Bu bilgiyi Dr. Edip Yüksel’in “Türkçe Kur'an Çevirilerindeki Hatalar” adlı kitabından aldım.
Yine Youtube’de Dünyanın yuvarlak olduğuna ve döndüğüne inananlara dayılanan bir yurttaşımız var ki, bunların yanında ne kadar masum kalıyor. Öte yandan cübbeli ya da rütbeli kimi din bilgini geçinenlerin ortaya koydukları görüşlere bakınca Bin Baz’ın ya da El Hayberi’nin çokta uzağında olmadıklarını görürüz.

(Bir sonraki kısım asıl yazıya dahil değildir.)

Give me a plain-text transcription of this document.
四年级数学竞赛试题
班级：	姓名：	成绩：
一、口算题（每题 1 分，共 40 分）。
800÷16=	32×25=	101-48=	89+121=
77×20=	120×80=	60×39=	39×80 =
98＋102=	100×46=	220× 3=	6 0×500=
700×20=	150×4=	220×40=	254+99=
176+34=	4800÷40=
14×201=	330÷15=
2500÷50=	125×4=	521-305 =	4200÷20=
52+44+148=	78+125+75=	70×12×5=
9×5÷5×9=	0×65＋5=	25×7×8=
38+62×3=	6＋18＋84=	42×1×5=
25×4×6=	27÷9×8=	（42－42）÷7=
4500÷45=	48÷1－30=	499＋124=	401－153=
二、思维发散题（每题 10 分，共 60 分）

Eski Bakan Erdoğan Bayraktar boşuna mı demişti: “Müslümanlardan mucit çıkmaz”
Müslümanlardan vaktiyle İslam Uygarlığı çıkmıştı. Ama onlar Allah’ın “Göklerin yaratılışındaki ayetlere bakmaz mısınız” uyarısını öküz gibi bakmak değil, araştırmayla gözlem ile bakmak olarak anlayanlardı. Bu ifadeyi de Katip Çelebi'nin 17. Yüzyılda yazdığı “Mizan” adlı kitabından aldım.
Duyuların bilgisi, aklın bilimlik bilgisi ve felsefi bilgiden söz etmiştim. Felsefi bilgi, bilimlik bilgileri bilip bunları akıl yürütmeyle yeni bilgilere ulaşmanın aracı yapanlardı.
Osmanlı Sultan Süleyman’dan başlayarak felsefeyi dışladı ve çöküş böyle başladı. Bunu da Katip Çelebi söylüyor. Çünkü felsefe bilimlere yol gösterir.